TOPEKA, Kan. — The U.S. Occupational Safety and Health Administration (OSHA) has fined Goodyear $27,713 for alleged safety violations at its Topeka plant in connection with the March 14 death of a contract worker in the facility's storeroom.
James Lay Jr., 61, an employee of Kansas Personnel Services temporarily assigned to Goodyear, was killed when a falling object struck him in the head.
OSHA Region 7, which covers Kansas, investigated the incident and issued three serious citations against Goodyear June 6.
The first citation was for hazardous storage of material.
"In the Stores area, the employer is failing to ensure that the storage of material does not create a hazard," OSHA said in its citation. "Various diameters and lengths of metal are stored leaning against the wall unrestrained." The proposed penalty for this alleged violation was $12,675.
In the second citation, OSHA said that pendant control boxes in the Topeka plant were not constructed to prevent an electrical shock.
One pendant control box each in Plant 1 and Plant 2 were damaged, and employees were exposed to a shock hazard as a result, the agency said. The fine for this penalty was $5,079.
The third citation alleged that alloy steel chain slings were not being inspected regularly. One chain sling in Plant 2 had not been inspected since Aug. 13, 2015, and three others were not inspected between that date and Dec. 22, 2016, according to OSHA. It levied a penalty of $9,959 for that violation.
As is usual with OSHA citations, Goodyear has 15 working days from the date of the citations to meet with OSHA officials to discuss the citations, pay the fines and correct the violations, or formally contest the citations.
In a statement, Goodyear said it was following the standard administrative process for responding to OSHA citations.
“This is part of the formal process to engage with OSHA on its findings and seek a mutually acceptable resolution,” the tire maker said. “We can't discuss specifics while the discussions are in progress.”

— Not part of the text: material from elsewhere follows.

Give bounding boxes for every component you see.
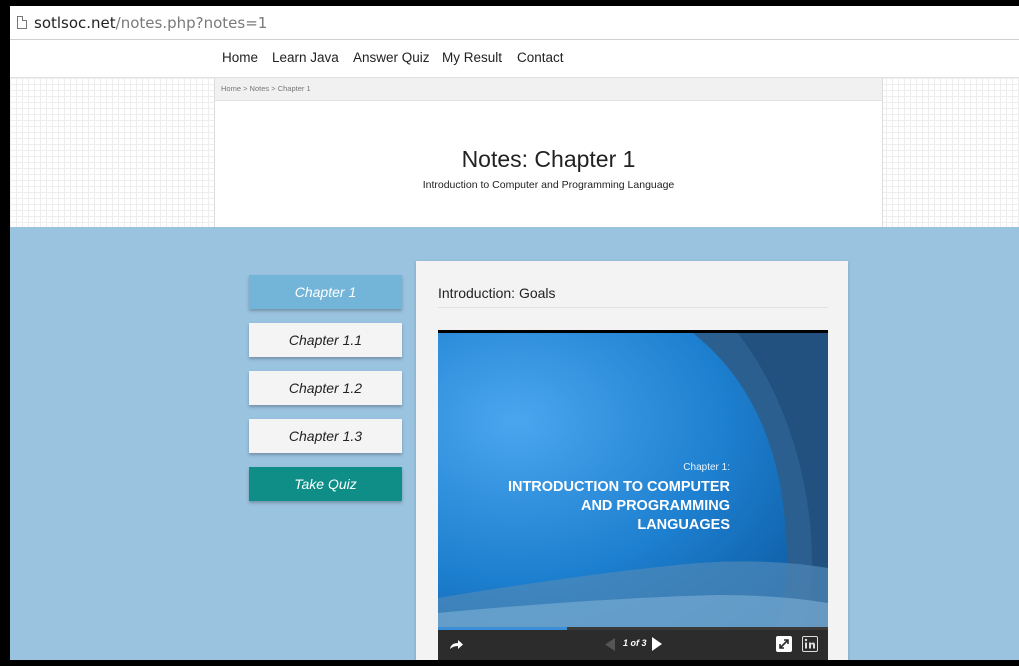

During the investigation, the tire maker said that "nothing is more important to Goodyear than ensuring a safe work environment within all our facilities."

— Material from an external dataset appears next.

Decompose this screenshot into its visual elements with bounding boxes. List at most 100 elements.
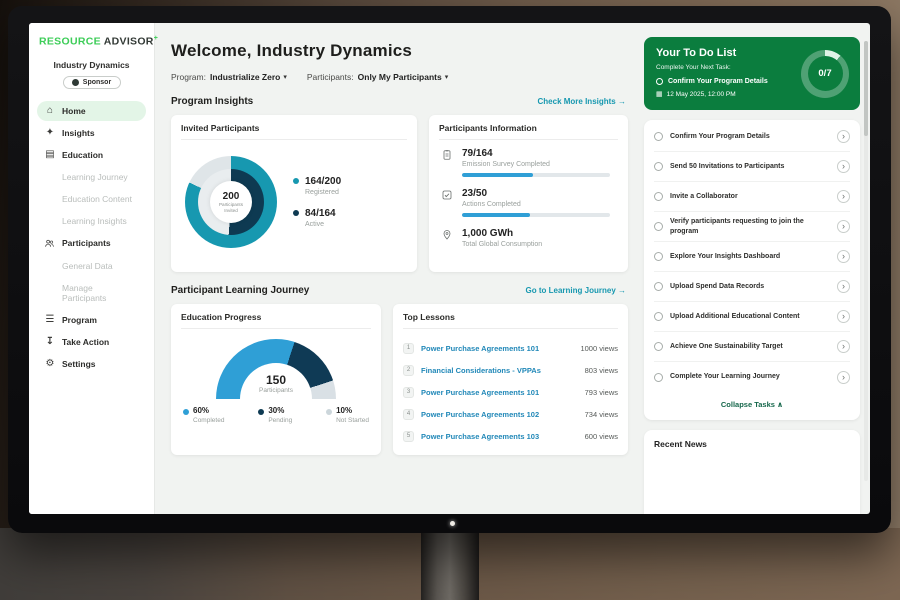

Goodyear also said it has robust safety systems in place at all its facilities, and it works constantly to strengthen those programs through ongoing contractor training, voluntary inspections and rigorous safety audits.
Goodyear employs 1,600 at the 73-year-old Topeka plant.
In February 2017, Goodyear made a $1.75 million settlement with the Virginia Department of Labor over four workplace deaths that occurred at Goodyear's Danville, Va., plant between August 2015 and August 2016.